4. Bahan baku sintetis berminyak
Bahan baku sintetis berminyak banyak digunakan. Bahan baku berminyak sintetis berkualitas tinggi tidak berwarna. Menurut strukturnya, itu dapat dibagi menjadi ester, minyak silikon dan hidrokarbon. Ester yang umum digunakan meliputi isopropil palmitat, asam kaprilat / asam kaprat trigliserida; minyak silikon termasuk polidimetilsiloksan dan siklometikon; hidrokarbon termasuk squalane sintetis dan isomer dua Decane dll.
(2) Surfaktan
Surfaktan adalah kelas senyawa dengan aktivitas permukaan yang memiliki gugus hidrofilik dan lipofilik dan dapat secara efektif mengurangi tegangan antarmuka. Mereka terutama digunakan sebagai deterjen, pengemulsi dan pelarut dalam kosmetik. Menurut berbagai jenis ion, surfaktan dapat dibagi menjadi surfaktan anionik, surfaktan kationik, surfaktan nonionik dan surfaktan amfoter.
1. Pembersih
Cleanser adalah zat yang melembabkan permukaan kulit, mengemulsi atau melarutkan minyak pada permukaan tubuh, dan menahan kotoran pada permukaan tubuh untuk mendapatkan efek pembersihan. Ini sering digunakan dalam mencuci kosmetik seperti sampo, sabun mandi, dan pembersih wajah. Pembersih yang ideal memiliki busa yang kaya, kekuatan degreasing sedang, dan iritasi rendah.
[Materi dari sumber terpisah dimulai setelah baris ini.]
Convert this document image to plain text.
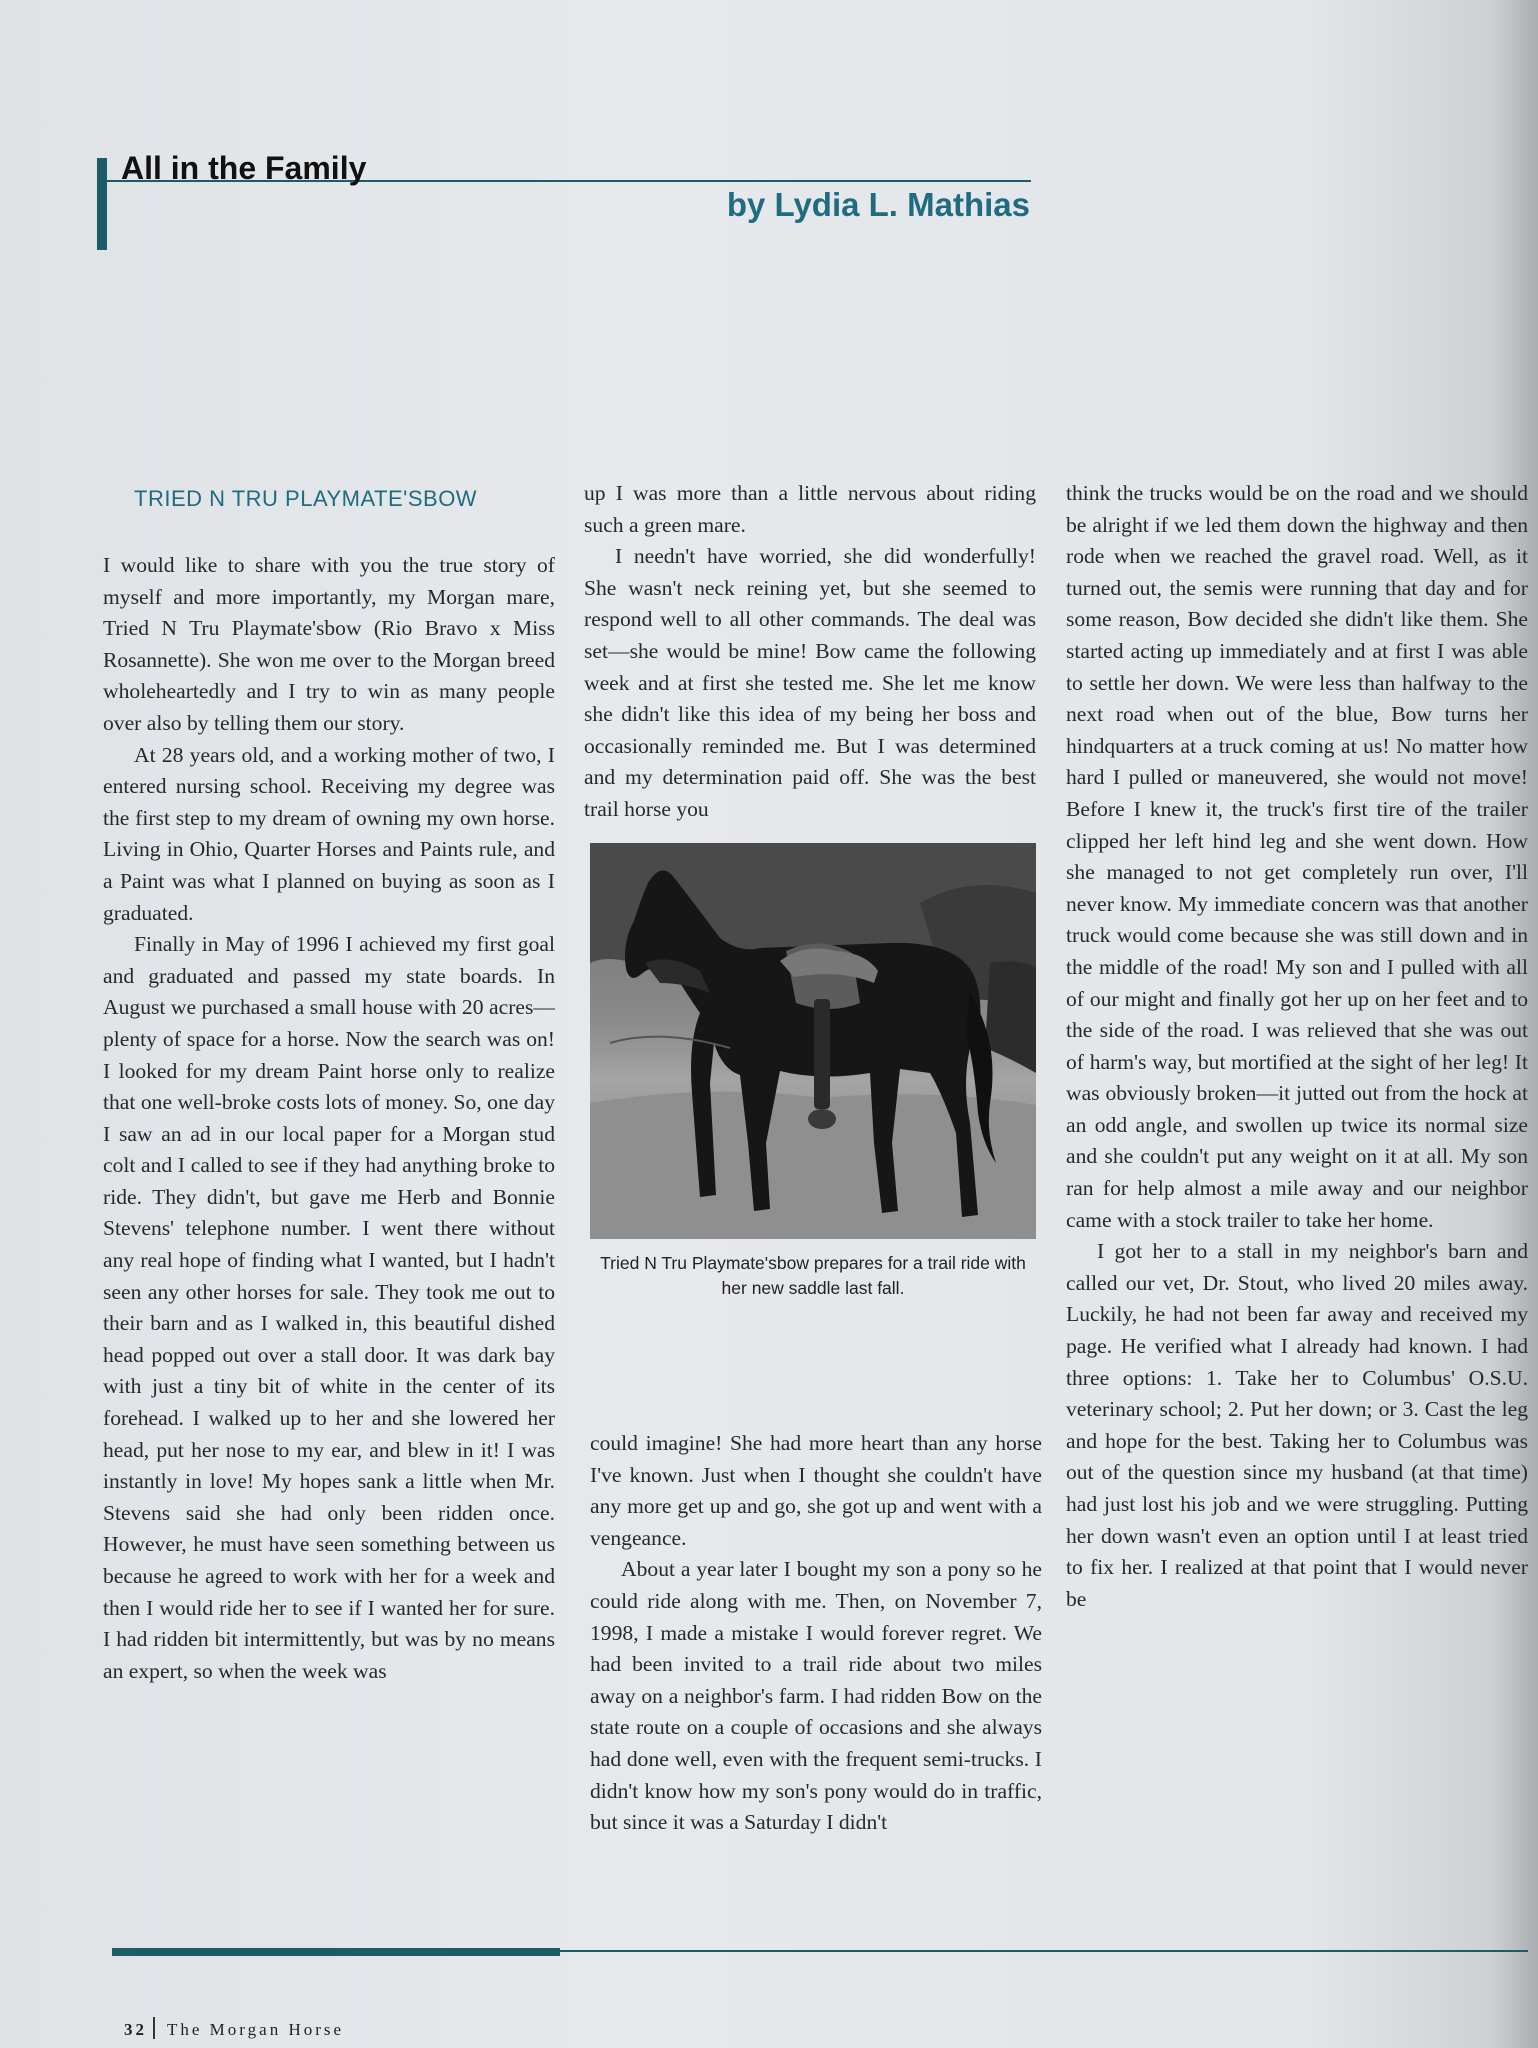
All in the Family
by Lydia L. Mathias
TRIED N TRU PLAYMATE'SBOW

I would like to share with you the true story of myself and more importantly, my Morgan mare, Tried N Tru Playmate'sbow (Rio Bravo x Miss Rosannette). She won me over to the Morgan breed wholeheartedly and I try to win as many people over also by telling them our story.

At 28 years old, and a working mother of two, I entered nursing school. Receiving my degree was the first step to my dream of owning my own horse. Living in Ohio, Quarter Horses and Paints rule, and a Paint was what I planned on buying as soon as I graduated.

Finally in May of 1996 I achieved my first goal and graduated and passed my state boards. In August we purchased a small house with 20 acres—plenty of space for a horse. Now the search was on! I looked for my dream Paint horse only to realize that one well-broke costs lots of money. So, one day I saw an ad in our local paper for a Morgan stud colt and I called to see if they had anything broke to ride. They didn't, but gave me Herb and Bonnie Stevens' telephone number. I went there without any real hope of finding what I wanted, but I hadn't seen any other horses for sale. They took me out to their barn and as I walked in, this beautiful dished head popped out over a stall door. It was dark bay with just a tiny bit of white in the center of its forehead. I walked up to her and she lowered her head, put her nose to my ear, and blew in it! I was instantly in love! My hopes sank a little when Mr. Stevens said she had only been ridden once. However, he must have seen something between us because he agreed to work with her for a week and then I would ride her to see if I wanted her for sure. I had ridden bit intermittently, but was by no means an expert, so when the week was

up I was more than a little nervous about riding such a green mare.

I needn't have worried, she did wonderfully! She wasn't neck reining yet, but she seemed to respond well to all other commands. The deal was set—she would be mine! Bow came the following week and at first she tested me. She let me know she didn't like this idea of my being her boss and occasionally reminded me. But I was determined and my determination paid off. She was the best trail horse you

Tried N Tru Playmate'sbow prepares for a trail ride with her new saddle last fall.

could imagine! She had more heart than any horse I've known. Just when I thought she couldn't have any more get up and go, she got up and went with a vengeance.

About a year later I bought my son a pony so he could ride along with me. Then, on November 7, 1998, I made a mistake I would forever regret. We had been invited to a trail ride about two miles away on a neighbor's farm. I had ridden Bow on the state route on a couple of occasions and she always had done well, even with the frequent semi-trucks. I didn't know how my son's pony would do in traffic, but since it was a Saturday I didn't

think the trucks would be on the road and we should be alright if we led them down the highway and then rode when we reached the gravel road. Well, as it turned out, the semis were running that day and for some reason, Bow decided she didn't like them. She started acting up immediately and at first I was able to settle her down. We were less than halfway to the next road when out of the blue, Bow turns her hindquarters at a truck coming at us! No matter how hard I pulled or maneuvered, she would not move! Before I knew it, the truck's first tire of the trailer clipped her left hind leg and she went down. How she managed to not get completely run over, I'll never know. My immediate concern was that another truck would come because she was still down and in the middle of the road! My son and I pulled with all of our might and finally got her up on her feet and to the side of the road. I was relieved that she was out of harm's way, but mortified at the sight of her leg! It was obviously broken—it jutted out from the hock at an odd angle, and swollen up twice its normal size and she couldn't put any weight on it at all. My son ran for help almost a mile away and our neighbor came with a stock trailer to take her home.

I got her to a stall in my neighbor's barn and called our vet, Dr. Stout, who lived 20 miles away. Luckily, he had not been far away and received my page. He verified what I already had known. I had three options: 1. Take her to Columbus' O.S.U. veterinary school; 2. Put her down; or 3. Cast the leg and hope for the best. Taking her to Columbus was out of the question since my husband (at that time) had just lost his job and we were struggling. Putting her down wasn't even an option until I at least tried to fix her. I realized at that point that I would never be

32 The Morgan Horse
Pembersih kosmetik terutama surfaktan anionik. Surfaktan amfoterik dan surfaktan nonionik juga dapat digunakan sebagai pembersih. Surfaktan anionik yang umum digunakan termasuk natrium lauret sulfat, natrium lauret sulfat, dan amonium lauret sulfat.
2. Pengemulsi
GG quot; Pengemulsi" adalah sejenis surfaktan yang dapat secara seragam membubarkan salah satu cairan tak bercampur menjadi cairan lain untuk membentuk dispersi. Ini dapat mengurangi tegangan permukaan tetesan, membentuk film kompleks pada permukaan partikel yang diemulsi, dan membentuk penghalang yang saling eksklusif antara partikel yang diemulsi untuk mencegah penggabungan atau penyatuan mereka. Dalam pelembab atau lotion, ada fase minyak dan fase air yang tidak kompatibel secara bersamaan. Adanya pengemulsi dapat membuat fasa minyak berada di fasa air sebagai partikel kecil untuk membentuk badan pengemulsi minyak dalam air (O / W); Dimungkinkan juga untuk membuat fasa air ada dalam fasa minyak dengan partikel-partikel kecil untuk membentuk badan pengemulsi air-dalam-minyak (W / O).
pengemulsi terutama surfaktan nonionik dan surfaktan anionik. Yang biasa digunakan adalah steareth-6, steareth-25, glyceryl stearate, sodium laureth sulfate dan sebagainya.
3. Pelarut
Pelarut adalah surfaktan yang mendorong pelarutan zat yang awalnya tidak larut dalam pelarut tertentu. Dalam gel transparan yang larut dalam air, umumnya perlu menambahkan sedikit emolien yang tidak larut dalam air, perasa, dan bahan mentah lainnya. Untuk mendapatkan produk gel transparan, perlu menambahkan pelarut ke dalam formula. Pelarut umumnya merupakan surfaktan non-ionik dengan nilai HLB (keseimbangan hidrofilik-lipofilik) yang besar, seperti minyak jarak terhidrogenasi PEG-40, minyak jarak terhidrogenasi PEG-60, dll.